10. Si la région allègue que le maître d’oeuvre a rectifié le décompte transmis par la société Spie Industrie et Tertiaire le 5 juin 2019, et que ce projet rectifié constituait le décompte général et définitif, conformément aux pièces contractuelles, elle ne produit ni ce décompte ni la preuve de son envoi. Par ailleurs, contrairement à ce que soutient la région, son courrier daté du 4 juillet 2019 n’a pas pu faire obstacle à l’établissement d’un décompte général et définitif tacite, dès lors qu’il ne constituait pas lui-même un projet de décompte général notifié au titulaire du marché dans le délai de trente jours prévu par l’article 13.4 du cahier des clauses administratives particulières du marché.

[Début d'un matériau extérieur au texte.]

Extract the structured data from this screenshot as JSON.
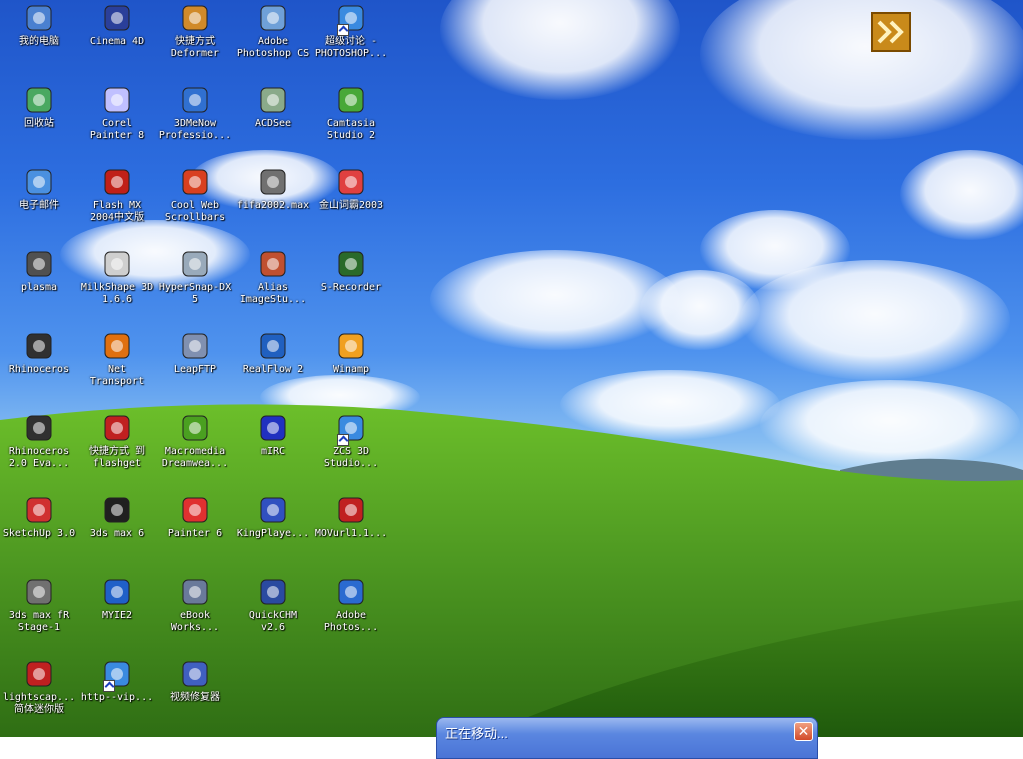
{
  "desktop": {
    "wallpaper": "Bliss",
    "icons": [
      {
        "id": "my-computer",
        "label": "我的电脑",
        "icon": "computer-icon",
        "shortcut": false
      },
      {
        "id": "cinema4d",
        "label": "Cinema 4D",
        "icon": "cinema4d-icon",
        "shortcut": false
      },
      {
        "id": "deformer",
        "label": "快捷方式\nDeformer",
        "icon": "deformer-icon",
        "shortcut": false
      },
      {
        "id": "photoshop-cs",
        "label": "Adobe\nPhotoshop CS",
        "icon": "photoshop-cs-icon",
        "shortcut": false
      },
      {
        "id": "super-discussion",
        "label": "超级讨论 -\nPHOTOSHOP...",
        "icon": "ie-page-icon",
        "shortcut": true
      },
      {
        "id": "recycle-bin",
        "label": "回收站",
        "icon": "recycle-bin-icon",
        "shortcut": false
      },
      {
        "id": "corel-painter8",
        "label": "Corel\nPainter 8",
        "icon": "painter-icon",
        "shortcut": false
      },
      {
        "id": "3dmenow",
        "label": "3DMeNow\nProfessio...",
        "icon": "3dmenow-icon",
        "shortcut": false
      },
      {
        "id": "acdsee",
        "label": "ACDSee",
        "icon": "acdsee-eye-icon",
        "shortcut": false
      },
      {
        "id": "camtasia",
        "label": "Camtasia\nStudio 2",
        "icon": "camtasia-icon",
        "shortcut": false
      },
      {
        "id": "email",
        "label": "电子邮件",
        "icon": "email-icon",
        "shortcut": false
      },
      {
        "id": "flash-mx",
        "label": "Flash MX\n2004中文版",
        "icon": "flash-icon",
        "shortcut": false
      },
      {
        "id": "coolweb",
        "label": "Cool Web\nScrollbars",
        "icon": "coolweb-icon",
        "shortcut": false
      },
      {
        "id": "fifa2002",
        "label": "fifa2002.max",
        "icon": "max-file-icon",
        "shortcut": false
      },
      {
        "id": "jinshan",
        "label": "金山词霸2003",
        "icon": "jinshan-icon",
        "shortcut": false
      },
      {
        "id": "plasma",
        "label": "plasma",
        "icon": "plasma-icon",
        "shortcut": false
      },
      {
        "id": "milkshape",
        "label": "MilkShape 3D\n1.6.6",
        "icon": "milkshape-icon",
        "shortcut": false
      },
      {
        "id": "hypersnap",
        "label": "HyperSnap-DX\n5",
        "icon": "camera-icon",
        "shortcut": false
      },
      {
        "id": "alias",
        "label": "Alias\nImageStu...",
        "icon": "alias-icon",
        "shortcut": false
      },
      {
        "id": "s-recorder",
        "label": "S-Recorder",
        "icon": "clapper-icon",
        "shortcut": false
      },
      {
        "id": "rhinoceros",
        "label": "Rhinoceros",
        "icon": "rhino-icon",
        "shortcut": false
      },
      {
        "id": "net-transport",
        "label": "Net\nTransport",
        "icon": "net-transport-icon",
        "shortcut": false
      },
      {
        "id": "leapftp",
        "label": "LeapFTP",
        "icon": "leapftp-icon",
        "shortcut": false
      },
      {
        "id": "realflow",
        "label": "RealFlow 2",
        "icon": "wave-icon",
        "shortcut": false
      },
      {
        "id": "winamp",
        "label": "Winamp",
        "icon": "winamp-icon",
        "shortcut": false
      },
      {
        "id": "rhino2",
        "label": "Rhinoceros\n2.0 Eva...",
        "icon": "rhino-icon",
        "shortcut": false
      },
      {
        "id": "flashget",
        "label": "快捷方式 到\nflashget",
        "icon": "flashget-icon",
        "shortcut": false
      },
      {
        "id": "dreamweaver",
        "label": "Macromedia\nDreamwea...",
        "icon": "dreamweaver-icon",
        "shortcut": false
      },
      {
        "id": "mirc",
        "label": "mIRC",
        "icon": "mirc-icon",
        "shortcut": false
      },
      {
        "id": "zcs3d",
        "label": "ZCS 3D\nStudio...",
        "icon": "ie-page-icon",
        "shortcut": true
      },
      {
        "id": "sketchup",
        "label": "SketchUp 3.0",
        "icon": "sketchup-icon",
        "shortcut": false
      },
      {
        "id": "3dsmax6",
        "label": "3ds max 6",
        "icon": "3dsmax-icon",
        "shortcut": false
      },
      {
        "id": "painter6",
        "label": "Painter 6",
        "icon": "paint-bucket-icon",
        "shortcut": false
      },
      {
        "id": "kingplayer",
        "label": "KingPlaye...",
        "icon": "kingplayer-icon",
        "shortcut": false
      },
      {
        "id": "movurl",
        "label": "MOVurl1.1...",
        "icon": "rocket-icon",
        "shortcut": false
      },
      {
        "id": "3dsmax-stage",
        "label": "3ds max fR\nStage-1",
        "icon": "max-file-icon",
        "shortcut": false
      },
      {
        "id": "myie2",
        "label": "MYIE2",
        "icon": "myie2-icon",
        "shortcut": false
      },
      {
        "id": "ebook",
        "label": "eBook\nWorks...",
        "icon": "ebook-icon",
        "shortcut": false
      },
      {
        "id": "quickchm",
        "label": "QuickCHM\nv2.6",
        "icon": "books-icon",
        "shortcut": false
      },
      {
        "id": "adobe-photos",
        "label": "Adobe\nPhotos...",
        "icon": "photoshop-eye-icon",
        "shortcut": false
      },
      {
        "id": "lightscape",
        "label": "lightscap...\n简体迷你版",
        "icon": "lightscape-icon",
        "shortcut": false
      },
      {
        "id": "http-vip",
        "label": "http--vip...",
        "icon": "ie-page-icon",
        "shortcut": true
      },
      {
        "id": "video-repair",
        "label": "视频修复器",
        "icon": "video-repair-icon",
        "shortcut": false
      }
    ]
  },
  "move_dialog": {
    "title": "正在移动...",
    "close_label": "✕"
  },
  "colors": {
    "sky_top": "#1f55c9",
    "grass": "#4f9a22",
    "dialog_title": "#4a74d6"
  }
}
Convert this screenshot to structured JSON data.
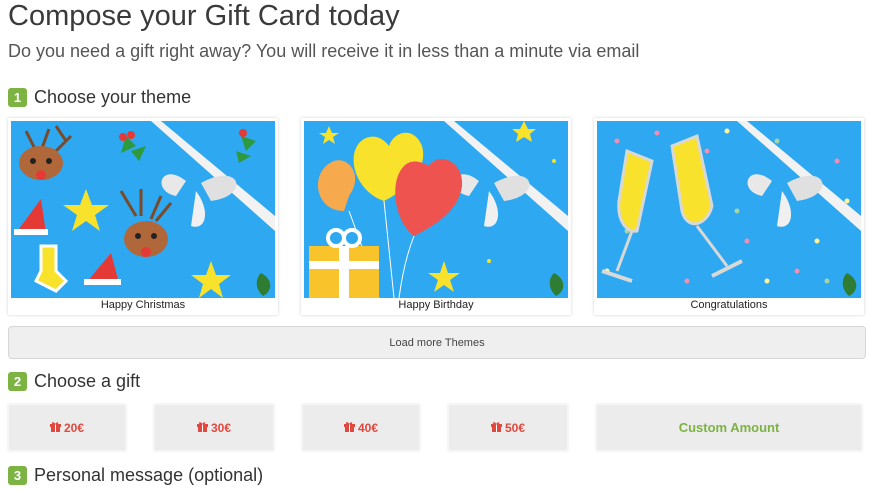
{
  "header": {
    "title": "Compose your Gift Card today",
    "subtitle": "Do you need a gift right away? You will receive it in less than a minute via email"
  },
  "steps": [
    {
      "number": "1",
      "label": "Choose your theme"
    },
    {
      "number": "2",
      "label": "Choose a gift"
    },
    {
      "number": "3",
      "label": "Personal message (optional)"
    }
  ],
  "themes": [
    {
      "caption": "Happy Christmas"
    },
    {
      "caption": "Happy Birthday"
    },
    {
      "caption": "Congratulations"
    }
  ],
  "load_more_label": "Load more Themes",
  "gifts": [
    {
      "label": "20€",
      "icon": "gift-icon"
    },
    {
      "label": "30€",
      "icon": "gift-icon"
    },
    {
      "label": "40€",
      "icon": "gift-icon"
    },
    {
      "label": "50€",
      "icon": "gift-icon"
    }
  ],
  "custom_amount_label": "Custom Amount",
  "colors": {
    "accent_green": "#7cb342",
    "gift_red": "#e0493f",
    "card_blue": "#2ea8f0"
  }
}
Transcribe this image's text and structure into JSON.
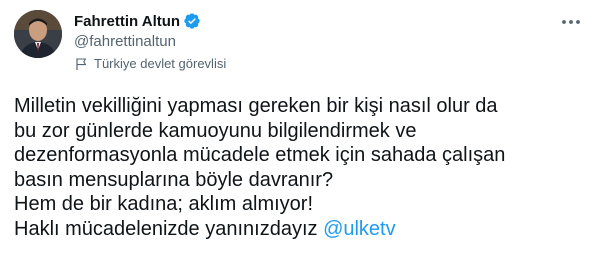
{
  "tweet": {
    "author": {
      "display_name": "Fahrettin Altun",
      "handle": "@fahrettinaltun",
      "label": "Türkiye devlet görevlisi",
      "verified_icon": "verified-badge-icon",
      "label_icon": "flag-icon",
      "avatar": "avatar"
    },
    "more_icon": "more-options-icon",
    "text_lines": [
      "Milletin vekilliğini yapması gereken bir kişi nasıl olur da",
      "bu zor günlerde kamuoyunu bilgilendirmek ve",
      "dezenformasyonla mücadele etmek için sahada çalışan",
      "basın mensuplarına böyle davranır?",
      "Hem de bir kadına; aklım almıyor!"
    ],
    "last_line_text": "Haklı mücadelenizde yanınızdayız ",
    "mention": "@ulketv"
  },
  "colors": {
    "text": "#0f1419",
    "secondary": "#536471",
    "accent": "#1d9bf0",
    "background": "#ffffff"
  }
}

11. Ainsi, en l’état de l’instruction, la créance dont se prévaut la société Spie Industrie et Tertiaire, qui résulte qu’un décompte général devenu définitif au terme du délai de dix jours prévu à l’article 13.4 du cahier des clauses administratives particulières, doit être regardée comme non sérieusement contestable dans son principe et dans son montant.
12. Il résulte de ce qui précède que la société Spie Industrie et Tertiaire est fondée à soutenir que c’est à tort que, par son ordonnance attaquée, le juge des référés du tribunal administratif de Poitiers a rejeté sa demande de provision. Il y a lieu, par suite, de condamner la région Nouvelle-Aquitaine à verser la somme de 246 783,88 euros à la société Spie Industrie et Tertiaire à titre de provision.
Sur les frais d’instance :
13. Il y a lieu, sur le fondement des dispositions de l’article L. 761-1 du code de justice administrative de mettre à la charge de la région Nouvelle-Aquitaine la somme de 1 500 euros à verser à la société Spie Industrie et Tertiaire. En revanche, ces dispositions font obstacle à ce qu’il soit mis à la charge de la société Spie Industrie et Tertiaire, qui n’est pas la partie perdante dans la présente instance, la somme de 1000 euros au titre des frais exposés.
ORDONNE :
Article 1er : L’ordonnance du juge des référés du tribunal administratif de Poitiers est annulée.
Article 2 : La région Nouvelle-Aquitaine est condamnée à verser la somme de 246 783,88 euros à la société Spie Industrie et Tertiaire à titre de provision.
Article 3 : La région Nouvelle-Aquitaine versera la somme de 1500 euros à la société Spie Industrie et Tertiaire au titre des frais d’instance.
Article 4 : Les conclusions présentées par la région Nouvelle-Aquitaine au titre des frais d’instance sont rejetées.
Article 5 : La présente décision sera notifiée à la société Spie Industrie et Tertiaire et à la région Nouvelle-Aquitaine.
Fait à Bordeaux, le 13 septembre 2021.
Le président de chambre,
juge d’appel des référés
Didier ARTUS
La République mande et ordonne au en ce qui le concerne, et à tous huissiers de justice à ce requis, en ce qui concerne les voies de droit commun contre les parties privées, de pourvoir à l’exécution de la présente ordonnance.